Wheels of fortune

The faint wisp of pale smoke would curl through the top hole in our covered tin can like a weak, wavering genie, as we sucked in our breaths, impatiently waiting for the big blast. Across our mixed neighbourhoods in the villages of South Georgetown, a series of satisfying booms would echo from the small pebbles of cheap white ‘carbon’ that were soundly spat on, well shaken and then lit by jostling groups of excited children, coughing from the smog and the sharp smell of the chemical reaction.

During the hectic Hindu festival of Deepavali and in the busy weeks leading up to the next big holiday of Christmas, the city streets turned restless, hazy and noisy as we screamed over our homemade carbon “bombs” ignited in recycled cans or fresh pieces of bamboo.
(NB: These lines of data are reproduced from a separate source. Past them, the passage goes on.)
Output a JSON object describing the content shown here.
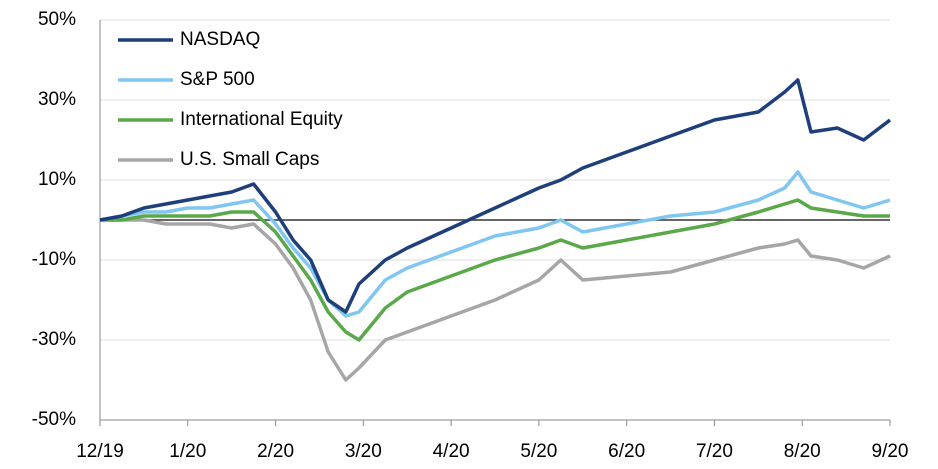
{
  "chart_data": {
    "type": "line",
    "x": [
      0,
      0.25,
      0.5,
      0.75,
      1,
      1.25,
      1.5,
      1.75,
      2,
      2.2,
      2.4,
      2.6,
      2.8,
      2.95,
      3.25,
      3.5,
      4,
      4.5,
      5,
      5.25,
      5.5,
      6,
      6.5,
      7,
      7.5,
      7.8,
      7.95,
      8.1,
      8.4,
      8.7,
      9
    ],
    "series": [
      {
        "name": "NASDAQ",
        "color": "#1f3f7a",
        "values": [
          0,
          1,
          3,
          4,
          5,
          6,
          7,
          9,
          2,
          -5,
          -10,
          -20,
          -23,
          -16,
          -10,
          -7,
          -2,
          3,
          8,
          10,
          13,
          17,
          21,
          25,
          27,
          32,
          35,
          22,
          23,
          20,
          25
        ]
      },
      {
        "name": "S&P 500",
        "color": "#7fc6f0",
        "values": [
          0,
          1,
          2,
          2,
          3,
          3,
          4,
          5,
          -1,
          -7,
          -12,
          -20,
          -24,
          -23,
          -15,
          -12,
          -8,
          -4,
          -2,
          0,
          -3,
          -1,
          1,
          2,
          5,
          8,
          12,
          7,
          5,
          3,
          5
        ]
      },
      {
        "name": "International Equity",
        "color": "#5aa84a",
        "values": [
          0,
          0,
          1,
          1,
          1,
          1,
          2,
          2,
          -3,
          -9,
          -15,
          -23,
          -28,
          -30,
          -22,
          -18,
          -14,
          -10,
          -7,
          -5,
          -7,
          -5,
          -3,
          -1,
          2,
          4,
          5,
          3,
          2,
          1,
          1
        ]
      },
      {
        "name": "U.S. Small Caps",
        "color": "#a6a6a6",
        "values": [
          0,
          0,
          0,
          -1,
          -1,
          -1,
          -2,
          -1,
          -6,
          -12,
          -20,
          -33,
          -40,
          -37,
          -30,
          -28,
          -24,
          -20,
          -15,
          -10,
          -15,
          -14,
          -13,
          -10,
          -7,
          -6,
          -5,
          -9,
          -10,
          -12,
          -9
        ]
      }
    ],
    "xlim": [
      0,
      9
    ],
    "xticks": [
      {
        "value": 0,
        "label": "12/19"
      },
      {
        "value": 1,
        "label": "1/20"
      },
      {
        "value": 2,
        "label": "2/20"
      },
      {
        "value": 3,
        "label": "3/20"
      },
      {
        "value": 4,
        "label": "4/20"
      },
      {
        "value": 5,
        "label": "5/20"
      },
      {
        "value": 6,
        "label": "6/20"
      },
      {
        "value": 7,
        "label": "7/20"
      },
      {
        "value": 8,
        "label": "8/20"
      },
      {
        "value": 9,
        "label": "9/20"
      }
    ],
    "ylim": [
      -50,
      50
    ],
    "yticks": [
      {
        "value": 50,
        "label": "50%"
      },
      {
        "value": 30,
        "label": "30%"
      },
      {
        "value": 10,
        "label": "10%"
      },
      {
        "value": -10,
        "label": "-10%"
      },
      {
        "value": -30,
        "label": "-30%"
      },
      {
        "value": -50,
        "label": "-50%"
      }
    ],
    "grid": true,
    "legend": "top-left"
  }
}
At night, the displays proved spectacular, when we lit easy homemade fireworks in swirling showers of glowing steel wool carefully stuck to a piece of wire, cut from a converted clothes hanger, sneaked from the musty family closet.

Gripping the empty end, we would take turns spinning the plain wads over our heads, as if our lives depended on it, knowing that we did not have much time before the flimsy filaments flared and faded. Wayward pieces occasionally dislodged, indiscriminately singeing hair and bare skin, and leaving tell-tale black holes in our precious clothing.